Allianz sells Dresdner in £8bn deal
German insurance giant Allianz last night agreed to sell its beleaguered banking arm Dresdner to rival Commerzbank in a deal worth €9.8bn (£7.9bn) – a tie up that will lead to at least 1,000 job losses in the City.
In what will be the biggest German banking merger in nearly a decade, Commerzbank will buy Dresdner in two phases, after hammering out an agreement in a series of tense meetings yesterday.
As a result of the tie-up, 9,000 employees will be made redundant, with 2,500 of the cuts coming from outside of Germany.
Its investment banking division Dresdner Kleinwort has been identified as one of the areas that will bear the brunt of job losses, making redundancies in the Square Mile almost certain.

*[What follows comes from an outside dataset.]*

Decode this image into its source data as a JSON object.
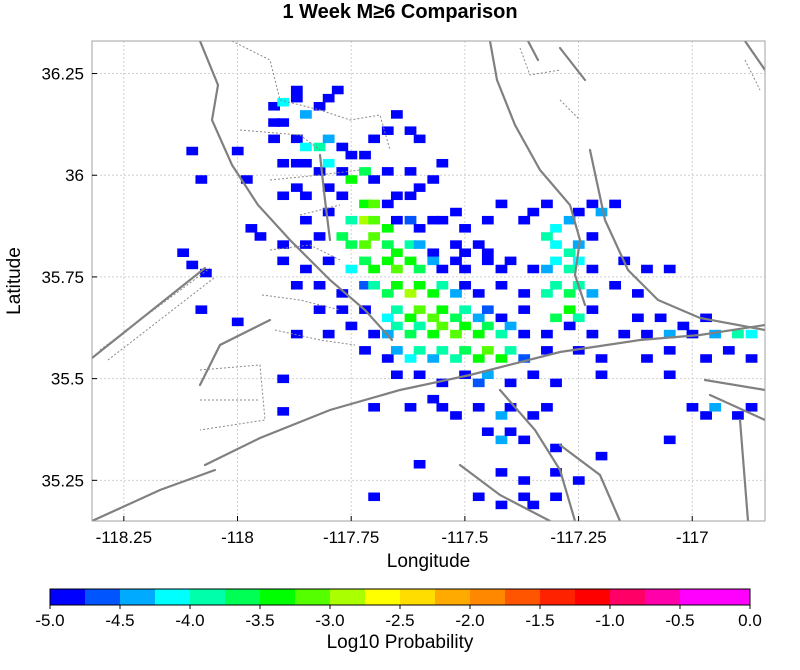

Dresdner Kleinwort employs about 5,500 staff, with 2,000 of those based in the City, while Commerzbank has a smaller corporate markets team of 1,900 staff, with 550 in London, after it scaled back investment banking.
Commerzbank will initially acquire 60.2 per cent of Dresdner with shares and cash and will return to buy the rest of bank before the end of 2009. It will help to fund the purchase by transferring its Cominvest asset management arm, worth around €700m, to Allianz.
Upon completion of the deal, Allianz will become the largest shareholder in the combined Commerzbank-Dresdner, with a 30 per cent stake.
The merged bank will have assets worth around €1.02trillion, giving it the muscle to try and close the gap on market leader Deutsche Bank, which has €2trillion in assets.
With a combined 1,692 branches, it will have the biggest footprint on the high street, an 11 per cent share in lending and around 12m retail customers in Germany – the most of any private bank, although around 1m of these are shared.
The deal marks the end of Allianz’s troubled seven-year marriage to the loss-making Dresdner, after its $23bn (£12.7bn) acquisition dragged down the firm’s profits and the value of its stock. It has fallen around 61 per cent since it acquired the bank.
Heading up the new bank will be Martin Blessing, the chief executive of Commerzbank who is credited with reviving its fortunes after he reduced its investment banking activities and focused on the consumer sector and lending to medium-sized German firms.